When I was a counselor at a Lutheran summer camp, I invested in a soft carrying case for my guitar. After the evening campfire had been reduced to a rising column of smoke, I could slide my steel-string, acoustic Fender into the sleek black nylon case, zip it up and sling it over my right shoulder for the hike back to the cabin.
In the same way, I thrust my camp-issued green backpack over my left shoulder. This piece of canvas held essentials such as a canteen full of water, matches, songbook, Bible, assorted asthma inhalers dutifully labeled and nine flashlights — one each for my eight little charges and me.
The importance of this balancing act — guitar, right shoulder and backpack, left — was one all counselors understood. We strategically positioned our heavy loads so our hands were free. It's prudent to have a free hand to hold a flashlight, shield your face from a low-hanging branch or to clear a newly spun spiderweb from the path.
But our hands were freed for another purpose — to clasp the hands of our eager, affectionate campers. Depending on the age of the children, it was possible to fit two miniature hands in my one, at once accommodating half of my group. These four would then lend their free hands to the others in the troop, and we would all be connected for the walk home. No matter how awkward this arrangement was, connectedness is what mattered most.

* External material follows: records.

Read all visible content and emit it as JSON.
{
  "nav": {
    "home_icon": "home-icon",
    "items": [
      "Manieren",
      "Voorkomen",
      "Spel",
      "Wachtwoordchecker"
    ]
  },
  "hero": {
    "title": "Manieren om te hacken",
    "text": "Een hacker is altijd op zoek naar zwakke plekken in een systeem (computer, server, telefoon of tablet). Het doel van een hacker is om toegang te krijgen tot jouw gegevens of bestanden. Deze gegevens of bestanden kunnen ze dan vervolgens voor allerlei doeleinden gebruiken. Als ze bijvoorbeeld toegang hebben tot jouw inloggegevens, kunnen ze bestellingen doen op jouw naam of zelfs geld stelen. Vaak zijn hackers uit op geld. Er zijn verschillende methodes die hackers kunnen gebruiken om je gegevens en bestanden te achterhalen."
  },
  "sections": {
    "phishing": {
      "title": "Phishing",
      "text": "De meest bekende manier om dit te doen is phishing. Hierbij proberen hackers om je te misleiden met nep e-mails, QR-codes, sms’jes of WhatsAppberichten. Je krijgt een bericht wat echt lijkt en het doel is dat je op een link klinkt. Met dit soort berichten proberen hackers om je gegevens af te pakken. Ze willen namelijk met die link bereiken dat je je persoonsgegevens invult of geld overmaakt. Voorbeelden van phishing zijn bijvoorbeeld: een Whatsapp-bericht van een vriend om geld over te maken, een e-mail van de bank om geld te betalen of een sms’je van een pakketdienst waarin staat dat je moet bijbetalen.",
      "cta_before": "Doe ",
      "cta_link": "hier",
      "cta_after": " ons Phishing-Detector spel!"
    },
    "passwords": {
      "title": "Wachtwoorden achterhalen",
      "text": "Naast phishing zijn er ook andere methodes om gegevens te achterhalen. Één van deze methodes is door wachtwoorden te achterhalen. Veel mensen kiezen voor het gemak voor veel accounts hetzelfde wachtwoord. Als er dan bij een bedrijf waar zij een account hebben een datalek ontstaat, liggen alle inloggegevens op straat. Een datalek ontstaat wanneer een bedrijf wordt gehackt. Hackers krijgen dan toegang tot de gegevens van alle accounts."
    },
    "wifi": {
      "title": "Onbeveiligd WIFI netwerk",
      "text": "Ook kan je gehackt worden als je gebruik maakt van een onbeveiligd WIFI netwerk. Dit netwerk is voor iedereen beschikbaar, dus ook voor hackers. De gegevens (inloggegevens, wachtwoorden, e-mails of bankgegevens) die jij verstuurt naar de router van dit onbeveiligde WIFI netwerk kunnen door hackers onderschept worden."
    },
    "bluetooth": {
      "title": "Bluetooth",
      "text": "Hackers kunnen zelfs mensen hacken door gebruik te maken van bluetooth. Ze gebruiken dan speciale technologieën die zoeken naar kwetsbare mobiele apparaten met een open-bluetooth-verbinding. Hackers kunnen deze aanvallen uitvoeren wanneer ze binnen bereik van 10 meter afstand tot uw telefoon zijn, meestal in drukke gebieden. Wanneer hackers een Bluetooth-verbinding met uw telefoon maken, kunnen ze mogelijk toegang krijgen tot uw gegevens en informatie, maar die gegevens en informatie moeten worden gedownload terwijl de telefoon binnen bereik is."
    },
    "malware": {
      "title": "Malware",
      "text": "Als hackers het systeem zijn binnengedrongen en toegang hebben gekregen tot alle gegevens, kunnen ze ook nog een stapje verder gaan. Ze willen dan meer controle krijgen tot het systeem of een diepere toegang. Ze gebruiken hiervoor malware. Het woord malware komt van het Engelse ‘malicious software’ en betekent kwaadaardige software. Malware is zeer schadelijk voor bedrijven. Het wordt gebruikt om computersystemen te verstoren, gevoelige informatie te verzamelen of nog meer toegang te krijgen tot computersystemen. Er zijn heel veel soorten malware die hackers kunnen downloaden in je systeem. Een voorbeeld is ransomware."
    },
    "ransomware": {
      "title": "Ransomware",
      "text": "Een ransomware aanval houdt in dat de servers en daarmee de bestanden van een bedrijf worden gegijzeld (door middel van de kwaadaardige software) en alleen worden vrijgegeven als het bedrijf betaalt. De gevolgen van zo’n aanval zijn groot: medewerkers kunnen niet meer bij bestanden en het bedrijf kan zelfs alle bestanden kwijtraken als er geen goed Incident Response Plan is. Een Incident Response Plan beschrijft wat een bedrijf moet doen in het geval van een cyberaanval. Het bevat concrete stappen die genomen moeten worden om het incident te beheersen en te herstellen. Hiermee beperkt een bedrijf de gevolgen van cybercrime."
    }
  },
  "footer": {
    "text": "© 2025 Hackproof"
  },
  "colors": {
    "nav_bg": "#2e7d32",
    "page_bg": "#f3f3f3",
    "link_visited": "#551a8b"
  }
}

God must have perfected balancing burdensome loads long ago. Although slung over his shoulders may be war, terror, loneliness, hunger, pain and, alternately, the prayers of the faithful, songs, celebrations and creation, God manages to leave his hands free to hold ours when we bound around, eagerly seeking the firm grip of our Father's life-giving love.
It's good to know that I'm always able to reach out to God, knowing his hand will be waiting for mine to help me navigate the paths of life.